AI governance is saturated with rules—risk classifications, conformity assessments, transparency mandates, alignment specifications, model cards, and impact assessments. What it still lacks is an institutional mechanism for judging whether those rules are being followed in substance rather than appearance.

This paper argues that the absence is not incidental but structural. A significant strand of the debate starts from the opposite premise: Kahneman et al. argue that human judgment is noisy and that algorithmic decision-making can improve consistency. That view has force, but it presumes that rules exhaustively determine their own application. At the governance boundary—where compliance must be assessed rather than merely executed—the Wittgensteinian critique applies to algorithmic and non-algorithmic rules alike. Transparency mandates, risk classifications, and alignment specifications share the aspiration to make situated human judgment unnecessary. Each therefore creates room for entities to perform compliance while evading accountability.

The result is what this paper terms performative alignment: formal adherence to governance rules that functions as public relations rather than substantive constraint. Performative alignment is the predictable institutional consequence of governance architectures that multiply rules while providing no mechanism for judging whether those rules are genuinely operative. Its characteristic mechanism—waivers of agency—is the strategic oscillation between claiming AI agency in contexts where it benefits the company and disclaiming that same agency in contexts where it would create accountability.

Comparative Rechtsdogmatik analysis of Anthropic’s Claude Constitution, OpenAI’s Model Spec, and Google’s AI Principles reveals this pattern at work across the three leading AI developers.

What institution, then, can supply the missing judgment? Corporate law has developed a mechanism for this situation. When a corporation’s legal structure is used to externalise harm onto third parties, courts are empowered to “pierce the corporate veil”—to look behind formal structures and assess operational reality. The doctrine is deliberately non-algorithmic: no checklist determines when the veil pierces, and courts must exercise contextual judgment about the totality of circumstances. It is, in Aristotelian terms, institutionalised phronesis—a judgment mechanism that operates precisely where rules reach their limits.

Three claims structure the argument: that the gap between rules and their application is the operational reality of AI governance today (§2); that this gap is already being strategically exploited through the “waivers of agency” pattern (§3); and that corporate veil-piercing doctrine—adapted through four governance-specific triggers—provides the institutional judgment mechanism that current AI governance lacks (§4). It then maps this proposal against regulatory architectures in the EU, China, and the UK (§5) and addresses limitations (§6). The contribution is philosophical, not legislative: a diagnosis and an institutional remedy, not a statutory proposal.
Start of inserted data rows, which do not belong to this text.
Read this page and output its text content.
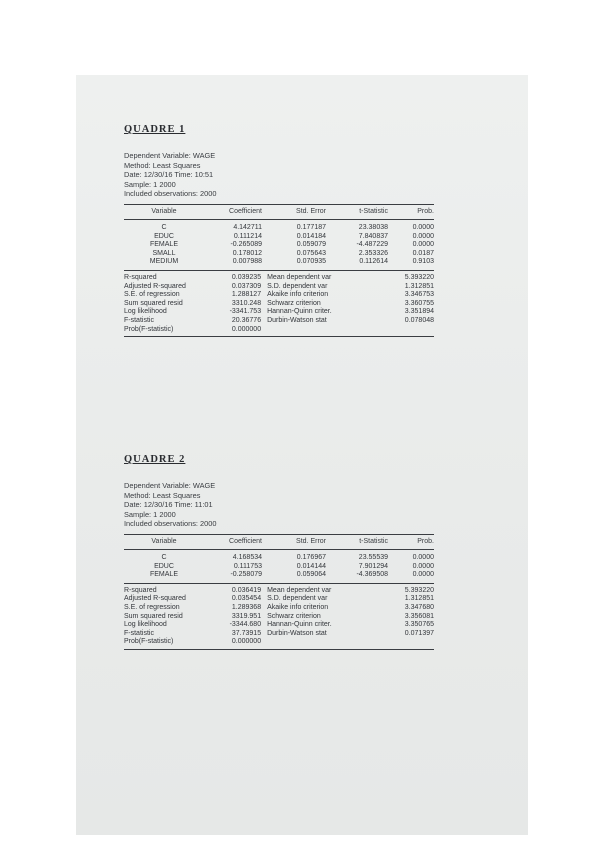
QUADRE 1
Dependent Variable: WAGE
Method: Least Squares
Date: 12/30/16 Time: 10:51
Sample: 1 2000
Included observations: 2000
Variable	Coefficient	Std. Error	t-Statistic	Prob.
C	4.142711	0.177187	23.38038	0.0000
EDUC	0.111214	0.014184	7.840837	0.0000
FEMALE	-0.265089	0.059079	-4.487229	0.0000
SMALL	0.178012	0.075643	2.353326	0.0187
MEDIUM	0.007988	0.070935	0.112614	0.9103
R-squared	0.039235 Mean dependent var	5.393220
Adjusted R-squared	0.037309 S.D. dependent var	1.312851
S.E. of regression	1.288127 Akaike info criterion	3.346753
Sum squared resid	3310.248 Schwarz criterion	3.360755
Log likelihood	-3341.753 Hannan-Quinn criter.	3.351894
F-statistic	20.36776 Durbin-Watson stat	0.078048
Prob(F-statistic)	0.000000
QUADRE 2
Dependent Variable: WAGE
Method: Least Squares
Date: 12/30/16 Time: 11:01
Sample: 1 2000
Included observations: 2000
Variable	Coefficient	Std. Error	t-Statistic	Prob.
C	4.168534	0.176967	23.55539	0.0000
EDUC	0.111753	0.014144	7.901294	0.0000
FEMALE	-0.258079	0.059064	-4.369508	0.0000
R-squared	0.036419 Mean dependent var	5.393220
Adjusted R-squared	0.035454 S.D. dependent var	1.312851
S.E. of regression	1.289368 Akaike info criterion	3.347680
Sum squared resid	3319.951 Schwarz criterion	3.356081
Log likelihood	-3344.680 Hannan-Quinn criter.	3.350765
F-statistic	37.73915 Durbin-Watson stat	0.071397
Prob(F-statistic)	0.000000
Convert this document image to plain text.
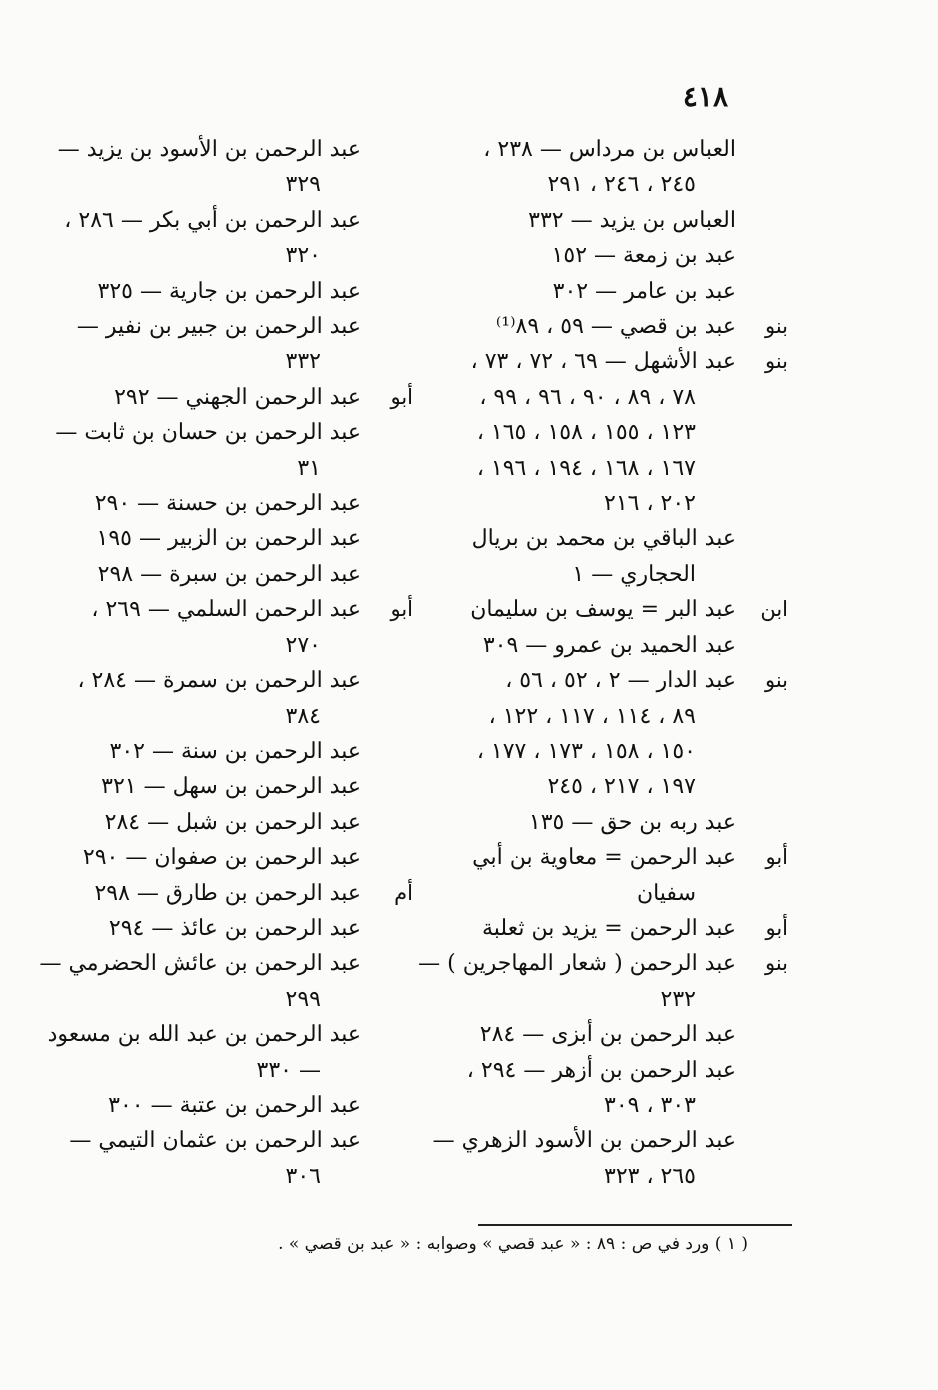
٤١٨
العباس بن مرداس — ٢٣٨ ،
٢٤٥ ، ٢٤٦ ، ٢٩١
العباس بن يزيد — ٣٣٢
عبد بن زمعة — ١٥٢
عبد بن عامر — ٣٠٢
بنو
عبد بن قصي — ٥٩ ، ٨٩⁽¹⁾
بنو
عبد الأشهل — ٦٩ ، ٧٢ ، ٧٣ ،
٧٨ ، ٨٩ ، ٩٠ ، ٩٦ ، ٩٩ ،
١٢٣ ، ١٥٥ ، ١٥٨ ، ١٦٥ ،
١٦٧ ، ١٦٨ ، ١٩٤ ، ١٩٦ ،
٢٠٢ ، ٢١٦
عبد الباقي بن محمد بن بريال
الحجاري — ١
ابن
عبد البر = يوسف بن سليمان
عبد الحميد بن عمرو — ٣٠٩
بنو
عبد الدار — ٢ ، ٥٢ ، ٥٦ ،
٨٩ ، ١١٤ ، ١١٧ ، ١٢٢ ،
١٥٠ ، ١٥٨ ، ١٧٣ ، ١٧٧ ،
١٩٧ ، ٢١٧ ، ٢٤٥
عبد ربه بن حق — ١٣٥
أبو
عبد الرحمن = معاوية بن أبي
سفيان
أبو
عبد الرحمن = يزيد بن ثعلبة
بنو
عبد الرحمن ( شعار المهاجرين ) —
٢٣٢
عبد الرحمن بن أبزى — ٢٨٤
عبد الرحمن بن أزهر — ٢٩٤ ،
٣٠٣ ، ٣٠٩
عبد الرحمن بن الأسود الزهري —
٢٦٥ ، ٣٢٣
عبد الرحمن بن الأسود بن يزيد —
٣٢٩
عبد الرحمن بن أبي بكر — ٢٨٦ ،
٣٢٠
عبد الرحمن بن جارية — ٣٢٥
عبد الرحمن بن جبير بن نفير —
٣٣٢
أبو
عبد الرحمن الجهني — ٢٩٢
عبد الرحمن بن حسان بن ثابت —
٣١
عبد الرحمن بن حسنة — ٢٩٠
عبد الرحمن بن الزبير — ١٩٥
عبد الرحمن بن سبرة — ٢٩٨
أبو
عبد الرحمن السلمي — ٢٦٩ ،
٢٧٠
عبد الرحمن بن سمرة — ٢٨٤ ،
٣٨٤
عبد الرحمن بن سنة — ٣٠٢
عبد الرحمن بن سهل — ٣٢١
عبد الرحمن بن شبل — ٢٨٤
عبد الرحمن بن صفوان — ٢٩٠
أم
عبد الرحمن بن طارق — ٢٩٨
عبد الرحمن بن عائذ — ٢٩٤
عبد الرحمن بن عائش الحضرمي —
٢٩٩
عبد الرحمن بن عبد الله بن مسعود
— ٣٣٠
عبد الرحمن بن عتبة — ٣٠٠
عبد الرحمن بن عثمان التيمي —
٣٠٦
( ١ ) ورد في ص : ٨٩ : « عبد قصي » وصوابه : « عبد بن قصي » .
The current debate rests on four assumptions: that judgment and rules are closely connected; that algorithmic and non-algorithmic rules differ; that algorithmic rules exhaustively determine their application; and that judgment merely supplements rules for non-algorithmic cases. Whether one follows Gori in treating computational rules as standing in a more determinate relationship to their application than legal rules—a distinction this paper accepts as marking a real difference in degree—the critical question is whether that difference in degree entails a difference in kind at the governance boundary. The first two assumptions hold in strengthened form: judgment is constitutive of rules, not merely connected to them—rules are “dead signs” (Wittgenstein) without the judgment that applies them. It challenges the third: even algorithmic rules, at the governance boundary, cannot exhaustively determine their application—the meta-recursive problem (§2.1) demonstrates that no amount of output inspection can distinguish genuine from performative compliance. And it reframes the fourth: judgment is not supplementary but constitutive. Rules without judgment produce exploitable governance—the “waivers of agency” pattern diagnosed in §3.